À peine eut-elle vu que l’on ouvrait la porte, qu’elle supplia :
– Monsieur… madame… je vous en prie, au secours…
Il était tard pour la campagne, huit heures et demie passées, presque neuf heures…
L’inconnue, comme une fugitive effrayée, pénétra dans l’intérieur de la pièce. Elle s’écroula sur la première chaise venue, incapable, semblait-il, de prononcer une parole.

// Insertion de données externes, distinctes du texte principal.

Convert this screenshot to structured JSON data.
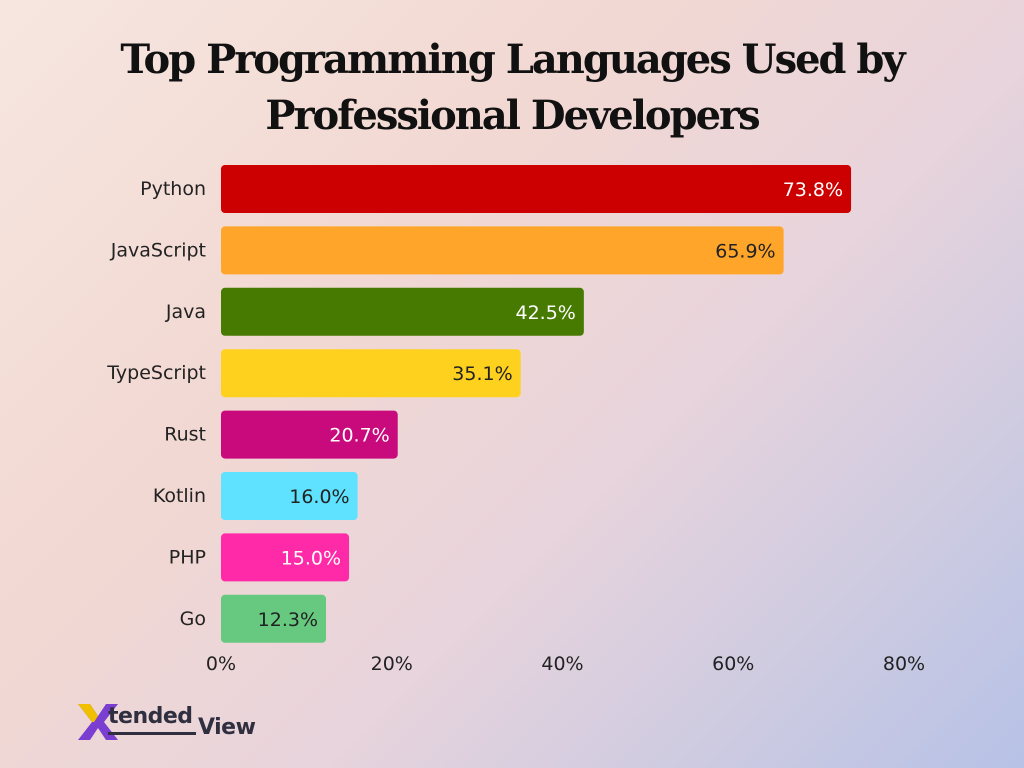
{
  "chart_data": {
    "type": "bar",
    "orientation": "horizontal",
    "title_lines": [
      "Top Programming Languages Used by",
      "Professional Developers"
    ],
    "categories": [
      "Python",
      "JavaScript",
      "Java",
      "TypeScript",
      "Rust",
      "Kotlin",
      "PHP",
      "Go"
    ],
    "values": [
      73.8,
      65.9,
      42.5,
      35.1,
      20.7,
      16.0,
      15.0,
      12.3
    ],
    "value_labels": [
      "73.8%",
      "65.9%",
      "42.5%",
      "35.1%",
      "20.7%",
      "16.0%",
      "15.0%",
      "12.3%"
    ],
    "colors": [
      "#cc0000",
      "#ffa52a",
      "#467a00",
      "#ffd11f",
      "#c90a7d",
      "#5ee2ff",
      "#ff2aa8",
      "#66c97f"
    ],
    "label_colors": [
      "#ffffff",
      "#222222",
      "#ffffff",
      "#222222",
      "#ffffff",
      "#222222",
      "#ffffff",
      "#222222"
    ],
    "xlim": [
      0,
      80
    ],
    "xticks": [
      0,
      20,
      40,
      60,
      80
    ],
    "xtick_labels": [
      "0%",
      "20%",
      "40%",
      "60%",
      "80%"
    ],
    "xlabel": "",
    "ylabel": "",
    "grid": false,
    "legend": "none"
  },
  "branding": {
    "logo_mark": "X",
    "logo_text_1": "tended",
    "logo_text_2": "View"
  }
}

Berthe la regardait, curieuse.
C’était une grande femme blonde aux yeux clairs, vifs et brillants, jolie, autant qu’il était possible de s’en rendre compte à travers le voile de gaze qui lui recouvrait le visage, élégamment vêtue d’une robe noire que l’on apercevait par l’entrebâillement d’un long cache-poussière qui l’enveloppait des pieds à la tête. L’inconnue tenait à la main d’épaisses lunettes d’automobiliste.
Lorsqu’elle eut repris son souffle, la visiteuse s’expliqua, à mots entrecoupés, rapides :
– Je vous demande pardon, mesdames, d’être ainsi venue chez vous, mais j’avais peur… j’ai frappé à la première maison. Je me rendais au Havre en automobile… Au Havre où j’allais embarquer… il faut vous dire que je suis étrangère, Américaine, je m’appelle Mme … je m’appelle Maud… simplement. Ce mécanicien conduisait comme un fou… il allait beaucoup trop vite, nous devions avoir un accident… depuis vingt minutes je ne vivais plus. Tout à l’heure, au bas d’une descente, son pneumatique a éclaté… nous avons failli chavirer. J’ai eu trop peur. J’ai payé cet homme et je suis partie… Je ne veux plus entendre parler de remonter dans sa voiture…
– En effet, c’est dangereux, dit le père Yxier.
L’étrangère poursuivait :
– Mais je vous dérange sans doute, excusez-moi… voyons, n’y a-t-il pas un hôtel dans les environs où je pourrai passer la nuit ?
La mère Catherine se mit à rire :
– Un hôtel, vous n’en trouverez pas avant Bonnières…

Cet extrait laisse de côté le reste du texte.